Maison-Floran (1)Il y a quelques mois, la maison Floran m’a contactée via une agence de com’ en réaction à mon premier article. Ils me présentaient leurs excuses pour l’accueil, en soulignant que leur équipe avait changé. (Je préfère penser que c’étaient des jobs d’été plutôt qu’un remplacement de leurs employés…). Leur mail m’a agréablement surprise, surtout que je m’attendais à tout sauf à ça. Alors j’y suis retournée pendant les fêtes de Noël (incognito), pour goûter à leurs autres pâtisseries. Cette fois, les vendeurs étaient souriants (c’est la base, mais ça compte !), il y a des plateaux sur les tables, on est servis rapidement. Il n’y avait pas de Paris-Brest en raison des fêtes, remplacés par les bûches. J’ai pris 3 pâtisseries à emporter :

Maison-Floran (3) Maison-Floran (4)

À gauche, la tarte chiboust aux framboises. Je l’ai bien aimée – mais je n’y connais pas grand chose en crème chiboust. Les goûts s’équilibrent entre l’acidité des framboises et la douceur de la crème. La pâte paraît pâlotte, mais elle est très bonne.

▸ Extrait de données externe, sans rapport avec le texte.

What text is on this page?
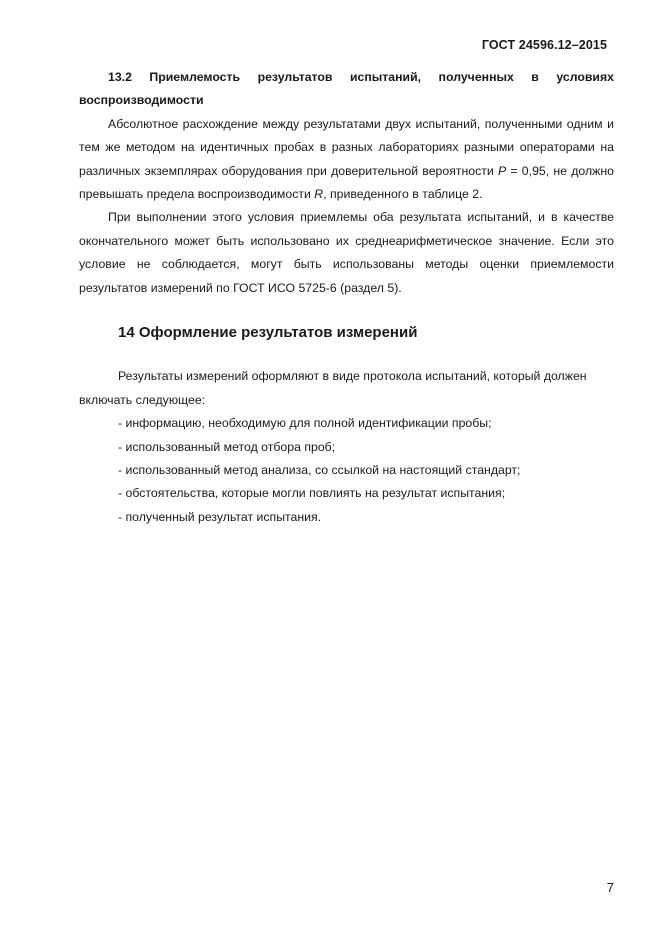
ГОСТ 24596.12–2015

13.2 Приемлемость результатов испытаний, полученных в условиях воспроизводимости

Абсолютное расхождение между результатами двух испытаний, полученными одним и тем же методом на идентичных пробах в разных лабораториях разными операторами на различных экземплярах оборудования при доверительной вероятности P = 0,95, не должно превышать предела воспроизводимости R, приведенного в таблице 2.

При выполнении этого условия приемлемы оба результата испытаний, и в качестве окончательного может быть использовано их среднеарифметическое значение. Если это условие не соблюдается, могут быть использованы методы оценки приемлемости результатов измерений по ГОСТ ИСО 5725-6 (раздел 5).

14 Оформление результатов измерений

Результаты измерений оформляют в виде протокола испытаний, который должен включать следующее:

- информацию, необходимую для полной идентификации пробы;
- использованный метод отбора проб;
- использованный метод анализа, со ссылкой на настоящий стандарт;
- обстоятельства, которые могли повлиять на результат испытания;
- полученный результат испытания.
7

À droite, le « macalong » : tout est dans le nom. Il est fourré à la chantilly, et, si mes souvenirs sont bons, d’une gelée de fruits rouges. Sans le comparer à des macarons de boutiques spécialisées, je dirais que les coques avaient une bonne texture, pas trop sèches. Non, le problème de ce dessert, c’est le sucre cristallisé sur les coques. Il y en a aussi sur le dessous du « macalong », et ça donne un gâteau hyper sucré. Déception. J’ai jeté la coque du dessus en fin de compte.

Maison-Floran (2)

Enfin, le « macarond » qui a un air d’ispahan, mais qui est en réalité à la pistache. Il est bien réalisé, la coque inférieure n’a pas pris l’humidité. Mais le mariage framboise/pistache ne battra jamais le mythique rose/litchi/framboise.

Globalement, Maison Floran m’a laissé une impression mitigée sur les pâtisseries, mais bien meilleure que la première fois. Cependant, sur Grenoble, je préfère quand même les pâtisseries de Thierry Court/L’Instant Gourmand, voire celles du Chardon Bleu.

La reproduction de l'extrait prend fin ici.